Once we got started talking about health care reform, the politician in him came out to play. He said Congress was still worried about what happened during his administration. "Once a cat sits on a hot stove, it'll never sit on a cold one, either," he said, chuckling. (I noticed that, asked directly about how Obama was handling health care, Clinton listed a lot of other things on which he thought Obama was doing a good job... and never answered the question. I thought that was telling.)
He said the political and psychological landscape for health care was a lot better this time. "They don't have the budget restraints I did," he said. He noted the fury of the GOP opposition during that time: "Bill Kristol knew that Bob Dole said he was going to support my plan, and told him, 'The Democrats will be a majority for a generation if you don't beat it off.' So Dole pulled back."
Clinton said a few things about single-payer I didn't know. One is that France, which has the best health care results, isn't strictly single-payer, but a mixed system. "They have better primary care," he said. He also said the challenge was to look at outcome-based care like that in France and Germany.

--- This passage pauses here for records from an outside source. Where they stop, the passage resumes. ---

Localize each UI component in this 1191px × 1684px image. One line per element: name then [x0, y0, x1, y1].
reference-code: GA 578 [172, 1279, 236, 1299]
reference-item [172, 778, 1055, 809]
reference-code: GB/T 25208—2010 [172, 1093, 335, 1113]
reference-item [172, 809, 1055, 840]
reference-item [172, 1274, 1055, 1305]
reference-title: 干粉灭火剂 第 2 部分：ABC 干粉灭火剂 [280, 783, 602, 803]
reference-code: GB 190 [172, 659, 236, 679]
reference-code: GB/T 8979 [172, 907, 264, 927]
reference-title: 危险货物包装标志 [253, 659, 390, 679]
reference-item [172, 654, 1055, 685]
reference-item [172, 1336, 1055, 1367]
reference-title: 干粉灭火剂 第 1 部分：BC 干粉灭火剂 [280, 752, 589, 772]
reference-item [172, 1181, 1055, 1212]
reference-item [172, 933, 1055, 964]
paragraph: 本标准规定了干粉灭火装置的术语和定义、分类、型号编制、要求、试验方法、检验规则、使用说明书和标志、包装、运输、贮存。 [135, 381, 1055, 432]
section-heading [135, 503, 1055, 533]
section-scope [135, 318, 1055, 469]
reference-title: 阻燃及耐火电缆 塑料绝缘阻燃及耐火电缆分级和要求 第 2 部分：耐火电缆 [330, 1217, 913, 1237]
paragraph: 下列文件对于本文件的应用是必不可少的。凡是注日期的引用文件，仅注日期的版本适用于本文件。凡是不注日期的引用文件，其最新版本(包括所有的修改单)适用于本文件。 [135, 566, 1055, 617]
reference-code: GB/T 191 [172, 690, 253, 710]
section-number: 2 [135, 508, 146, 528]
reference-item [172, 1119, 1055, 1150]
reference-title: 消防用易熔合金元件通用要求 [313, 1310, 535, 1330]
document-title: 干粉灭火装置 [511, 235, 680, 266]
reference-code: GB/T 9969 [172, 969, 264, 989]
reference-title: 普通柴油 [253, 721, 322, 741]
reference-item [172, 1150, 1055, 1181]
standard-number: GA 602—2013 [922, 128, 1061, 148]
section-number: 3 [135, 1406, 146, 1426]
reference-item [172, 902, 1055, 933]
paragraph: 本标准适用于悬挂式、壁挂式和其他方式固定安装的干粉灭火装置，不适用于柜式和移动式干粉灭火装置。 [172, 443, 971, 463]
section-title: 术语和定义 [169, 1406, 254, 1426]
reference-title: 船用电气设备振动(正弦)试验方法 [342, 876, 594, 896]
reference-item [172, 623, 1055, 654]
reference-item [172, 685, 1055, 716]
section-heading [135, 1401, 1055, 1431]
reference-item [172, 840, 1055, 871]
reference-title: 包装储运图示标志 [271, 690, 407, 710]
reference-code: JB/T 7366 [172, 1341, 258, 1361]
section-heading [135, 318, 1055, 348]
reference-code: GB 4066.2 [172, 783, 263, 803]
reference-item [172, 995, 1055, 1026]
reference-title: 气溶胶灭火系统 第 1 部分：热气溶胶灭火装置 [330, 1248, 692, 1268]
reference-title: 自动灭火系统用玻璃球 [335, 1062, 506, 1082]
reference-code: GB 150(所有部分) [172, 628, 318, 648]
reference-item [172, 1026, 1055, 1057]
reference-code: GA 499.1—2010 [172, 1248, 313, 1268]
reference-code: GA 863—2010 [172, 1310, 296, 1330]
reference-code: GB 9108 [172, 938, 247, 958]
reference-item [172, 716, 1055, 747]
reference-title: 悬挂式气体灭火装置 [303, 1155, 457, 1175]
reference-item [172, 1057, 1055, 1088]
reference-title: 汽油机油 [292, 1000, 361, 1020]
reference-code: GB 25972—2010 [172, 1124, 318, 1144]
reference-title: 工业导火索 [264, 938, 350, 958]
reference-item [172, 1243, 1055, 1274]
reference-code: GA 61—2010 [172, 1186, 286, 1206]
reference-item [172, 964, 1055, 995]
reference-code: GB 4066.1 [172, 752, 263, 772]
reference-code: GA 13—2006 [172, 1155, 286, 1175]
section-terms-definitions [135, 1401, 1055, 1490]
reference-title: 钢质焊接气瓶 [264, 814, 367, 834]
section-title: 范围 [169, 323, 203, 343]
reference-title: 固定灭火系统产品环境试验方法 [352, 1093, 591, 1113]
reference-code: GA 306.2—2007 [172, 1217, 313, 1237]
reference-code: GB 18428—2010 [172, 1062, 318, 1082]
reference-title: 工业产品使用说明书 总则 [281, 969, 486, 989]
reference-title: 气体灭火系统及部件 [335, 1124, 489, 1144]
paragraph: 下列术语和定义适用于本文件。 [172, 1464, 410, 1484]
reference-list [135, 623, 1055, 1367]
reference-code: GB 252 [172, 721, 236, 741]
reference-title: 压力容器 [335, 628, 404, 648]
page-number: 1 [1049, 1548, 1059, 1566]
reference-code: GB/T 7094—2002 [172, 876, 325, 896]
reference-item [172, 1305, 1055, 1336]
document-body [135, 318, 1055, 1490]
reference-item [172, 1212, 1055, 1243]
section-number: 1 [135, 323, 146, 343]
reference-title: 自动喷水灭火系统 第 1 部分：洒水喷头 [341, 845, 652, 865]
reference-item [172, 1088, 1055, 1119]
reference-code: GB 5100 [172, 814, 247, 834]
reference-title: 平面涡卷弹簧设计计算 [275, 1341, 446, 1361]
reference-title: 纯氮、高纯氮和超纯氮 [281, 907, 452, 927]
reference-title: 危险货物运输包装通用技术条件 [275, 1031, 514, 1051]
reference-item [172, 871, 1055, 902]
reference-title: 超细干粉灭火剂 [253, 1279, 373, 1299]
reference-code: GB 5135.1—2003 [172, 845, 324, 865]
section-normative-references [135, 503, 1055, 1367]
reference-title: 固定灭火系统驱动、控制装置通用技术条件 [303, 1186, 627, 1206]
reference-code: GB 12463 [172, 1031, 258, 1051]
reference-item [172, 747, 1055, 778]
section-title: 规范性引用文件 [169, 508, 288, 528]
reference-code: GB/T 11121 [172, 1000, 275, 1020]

Nyceve from Daily Kos said, "If they can't pass a public plan without a filibuster, why not with 51 votes?"
He said no, Obama needs 60 votes "if possible" if he wants the Republicans to work with him on everything else, "but he shouldn't give away the store."
Although his aides wanted him to leave, he answered two more questions: One on reproductive rights around the world ("In all cultures, all religions, birth rates go down in countries where there is universal education for girls and access for them to an open labor market") and No Child Left Behind ("The bottom 10%, it helped them but took attention away from other things.")
Then he posed for a picture and his aides hustled him out of there, off to the next appointment - and I'm sure he was already late. But that's Bill Clinton. He loves to talk, and people want to listen.